Recurrent waves of viral infection necessitate vaccines and therapeutics that remain effective against emerging viruses. Our ability to evaluate interventions is currently limited to assessments against past or circulating variants, which likely differ in their immune escape potential compared with future variants. To address this, we developed EVE-Vax, a computational method for designing antigens that foreshadow immune escape observed in future viral variants. We designed 83 SARS-CoV-2 spike proteins that transduced ACE2-positive cells and displayed neutralization resistance comparable to variants that emerged up to 12 months later in the COVID-19 pandemic. Designed spikes foretold antibody escape from B.1-BA.4/5 bivalent booster sera seen in later variants. The designed constructs also highlighted the increased neutralization breadth elicited by nanoparticle-based, compared with mRNA-based, boosters in non-human primates. Our approach offers targeted panels of synthetic proteins that map the immune landscape for early vaccine and therapeutic evaluation against future viral strains.

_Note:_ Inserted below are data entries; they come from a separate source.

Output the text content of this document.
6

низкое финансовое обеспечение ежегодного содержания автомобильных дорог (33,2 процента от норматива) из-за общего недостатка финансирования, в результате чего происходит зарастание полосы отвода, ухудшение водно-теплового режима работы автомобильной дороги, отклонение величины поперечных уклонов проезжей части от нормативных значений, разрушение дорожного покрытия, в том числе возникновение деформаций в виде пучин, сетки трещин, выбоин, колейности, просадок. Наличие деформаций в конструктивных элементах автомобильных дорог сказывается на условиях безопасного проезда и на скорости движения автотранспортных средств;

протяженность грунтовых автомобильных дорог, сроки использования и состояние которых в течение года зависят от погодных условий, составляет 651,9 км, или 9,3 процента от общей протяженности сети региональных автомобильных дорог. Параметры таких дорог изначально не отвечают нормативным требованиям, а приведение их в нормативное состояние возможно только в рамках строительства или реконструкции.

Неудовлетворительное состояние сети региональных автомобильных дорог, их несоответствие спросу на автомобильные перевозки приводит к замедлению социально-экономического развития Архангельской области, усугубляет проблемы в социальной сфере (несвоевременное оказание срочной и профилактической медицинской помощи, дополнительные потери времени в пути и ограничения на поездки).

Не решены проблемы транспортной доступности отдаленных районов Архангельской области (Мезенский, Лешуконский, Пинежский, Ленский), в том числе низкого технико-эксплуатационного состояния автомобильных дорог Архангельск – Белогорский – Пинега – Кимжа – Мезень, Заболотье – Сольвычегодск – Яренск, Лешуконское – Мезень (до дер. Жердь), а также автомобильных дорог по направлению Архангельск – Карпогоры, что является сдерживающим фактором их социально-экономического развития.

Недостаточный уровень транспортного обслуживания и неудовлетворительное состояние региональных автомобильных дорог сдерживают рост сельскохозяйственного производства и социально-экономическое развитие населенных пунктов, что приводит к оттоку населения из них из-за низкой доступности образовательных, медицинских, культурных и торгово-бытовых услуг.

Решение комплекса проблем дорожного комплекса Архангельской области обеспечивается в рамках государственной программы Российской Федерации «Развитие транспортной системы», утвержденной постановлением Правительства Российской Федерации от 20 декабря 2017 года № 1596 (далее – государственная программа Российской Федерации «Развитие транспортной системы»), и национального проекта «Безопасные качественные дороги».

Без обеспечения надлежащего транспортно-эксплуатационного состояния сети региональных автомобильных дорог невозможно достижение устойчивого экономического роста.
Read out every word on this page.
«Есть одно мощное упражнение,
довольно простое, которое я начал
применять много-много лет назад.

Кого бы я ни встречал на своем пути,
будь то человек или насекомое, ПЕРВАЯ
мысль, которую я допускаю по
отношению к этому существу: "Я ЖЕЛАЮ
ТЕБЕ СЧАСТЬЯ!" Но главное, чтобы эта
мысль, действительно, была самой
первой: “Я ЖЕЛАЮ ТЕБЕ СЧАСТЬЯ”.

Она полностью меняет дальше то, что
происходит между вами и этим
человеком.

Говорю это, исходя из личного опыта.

病毒感染的反复浪潮需要能对新出现的病毒保持有效的疫苗和治疗方法。我们目前评估干预措施的能力仅限于针对过去或正在传播的病毒变体进行评估,与未来的变体相比,这些变体在免疫逃逸潜力方面可能有所不同。为了解决这个问题,我们开发了EVE-Vax,这是一种用于设计抗原的计算方法,可预测未来病毒变体中观察到的免疫逃逸。我们设计了83种SARS-CoV-2刺突蛋白,这些蛋白可转导ACE2阳性细胞,并表现出与在COVID-19大流行中出现长达12个月后的变体相当的中和抗性。设计的刺突蛋白预示了后期变体中抗体从B.1-BA.4/5二价加强疫苗血清中的逃逸。与基于mRNA的加强疫苗相比,设计的构建体还突出了在非人类灵长类动物中基于纳米颗粒的加强疫苗引发的中和广度增加。我们的方法提供了靶向的合成蛋白组,可绘制免疫图谱,用于针对未来病毒株的早期疫苗和治疗评估。